Canadiens’ Therrien stays the course with slumping Desharnais

Check this out, as David Desharnais and the Montreal Canadiens silence the Gillette Stadium crowd early with a quick goal.

Perhaps it was a preemptive strike from five or six of the 20 or so reporters on hand at Thursday’s practice to focus on David Desharnais’ lack of production while his Montreal Canadiens are currently enjoying their first three-game winning streak since November, but most of the team’s fans believe it was long overdue.

Who can blame them?

The five-foot-eight native of Laurier-Station, QC., has just seven points in his last 33 games, none of which have come on the power play — though he remains a fixture on the team’s top unit.

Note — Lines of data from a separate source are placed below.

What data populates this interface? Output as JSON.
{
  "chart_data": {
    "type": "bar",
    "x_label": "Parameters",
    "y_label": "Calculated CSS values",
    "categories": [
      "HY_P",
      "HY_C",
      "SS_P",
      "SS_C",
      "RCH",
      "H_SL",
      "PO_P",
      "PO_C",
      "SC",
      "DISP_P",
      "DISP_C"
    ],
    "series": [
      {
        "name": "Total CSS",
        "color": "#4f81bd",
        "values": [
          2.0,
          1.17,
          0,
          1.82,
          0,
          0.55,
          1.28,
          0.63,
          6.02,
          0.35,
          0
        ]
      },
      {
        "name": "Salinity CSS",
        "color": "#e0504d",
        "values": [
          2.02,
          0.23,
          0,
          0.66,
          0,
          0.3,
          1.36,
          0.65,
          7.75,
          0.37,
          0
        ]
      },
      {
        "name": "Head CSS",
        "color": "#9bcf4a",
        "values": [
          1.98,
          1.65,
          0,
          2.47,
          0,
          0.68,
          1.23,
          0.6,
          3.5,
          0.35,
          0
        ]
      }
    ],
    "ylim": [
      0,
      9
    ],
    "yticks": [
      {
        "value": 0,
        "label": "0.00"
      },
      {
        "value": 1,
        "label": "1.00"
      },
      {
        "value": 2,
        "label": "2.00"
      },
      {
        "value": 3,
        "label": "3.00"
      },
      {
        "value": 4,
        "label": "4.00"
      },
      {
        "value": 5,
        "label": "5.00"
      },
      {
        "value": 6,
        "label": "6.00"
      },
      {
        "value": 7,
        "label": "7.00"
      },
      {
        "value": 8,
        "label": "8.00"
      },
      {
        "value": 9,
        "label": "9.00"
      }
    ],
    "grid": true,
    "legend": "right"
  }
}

The Habs Eyes on the Prize fan-blog pointed out earlier this week that, in terms of power-play production, Desharnais ranks 184th out of 189 players who have been given more than 100 minutes of time on ice with the man-advantage this season.

"He’s gotta shoot the puck," Craig Ramsay told Sportsnet earlier this week. "You don’t want to be predictable."

Ramsay was hired by the Canadiens last summer as a consultant to the coaching staff last, specifically employed to put his 20 years of NHL coaching experience and his specialty in power-play strategy to good use for a team that desperately needed help in the department.

The Canadiens followed up finishing with the NHL’s 25th-best power play last season (16 per cent) by scoring on just two of 36 chances in the playoffs.

"When I was in Boston, we had Marc Savard — who was an exceptional playmaker," Ramsay continued. "But he got so fed up of me telling him to shoot all the time that he finally did it just to prove me wrong. He fired a monster slap shot under the bar and barked at me, ‘like that, Rammer?’ And I responded: ‘Exactly, dummy!’"

Ramsay broke out laughing, but his point resonated. This has always been the knock on Desharnais, who’s proven, albeit far too infrequently, he has a good enough shot to score goals.

Goals on precisely 73 of his 482 shots (15.1 per cent) in 394 NHL games make him one of the more efficient shooters on his team.

The stat also says he’s a selective shooter, but the eye-test reveals he’s a good one, too.


"You have to shoot to get some bounces and create some scoring chances," said Desharnais Thursday. "I have to put that in my mind and go out and execute."

It’s a thought he needs to focus on, especially as he prepares to play all of his shifts at even strength alongside Canadiens captain Max Pacioretty for an eighth consecutive game — this one to be played in Buffalo Friday.

The two haven’t combined for any goals over their last seven games (Desharnais did not factor into the only one Pacioretty scored over that stretch).

It raises the question: Why does Canadiens coach Michel Therrien keep going back to this combination?

"Guys like Desharnais and Pacioretty have had success together for years and I still have confidence they’ll have it," said the coach in French. "It’s a duo that has always found a way to perform and produce, and that’s why I have confidence in them."

Desharnais and Pacioretty climbed the ranks together. They were a dynamic duo in the AHL before they produced magic together in the 2011-12 season with the Canadiens, combining for 125 points with Erik Cole to their right. And they’ve shared chemistry since.

But the team was undeniably best served earlier this season when Desharnais was playing as the team’s third-line centre between Tomas Fleischmann and Dale Weise, eating up more favourable matchups than the ones he’s being forced into with Pacioretty to his left.

Playing an average of 14:24, Desharnais produced 14 points in his first 16 games to help the Canadiens to first place in the NHL. He’s averaged 17:46 since joining Pacioretty on the top line seven games ago.

https://twitter.com/EricEngels/status/697792605862625280

"I gave those guys opportunity to produce offensively, putting them on the power play, [putting] them on offensive-zone face offs as much as we can," said Therrien. "They want to produce. The thing they need to focus on is probably better decisions with the puck, better support. Those are the things they need to focus on to get success."

But if Desharnais and Pacioretty fail to produce in Buffalo and the Canadiens lose a game they’re expected to win, the heat will only be turned up on both players and the coach. Justifiably so.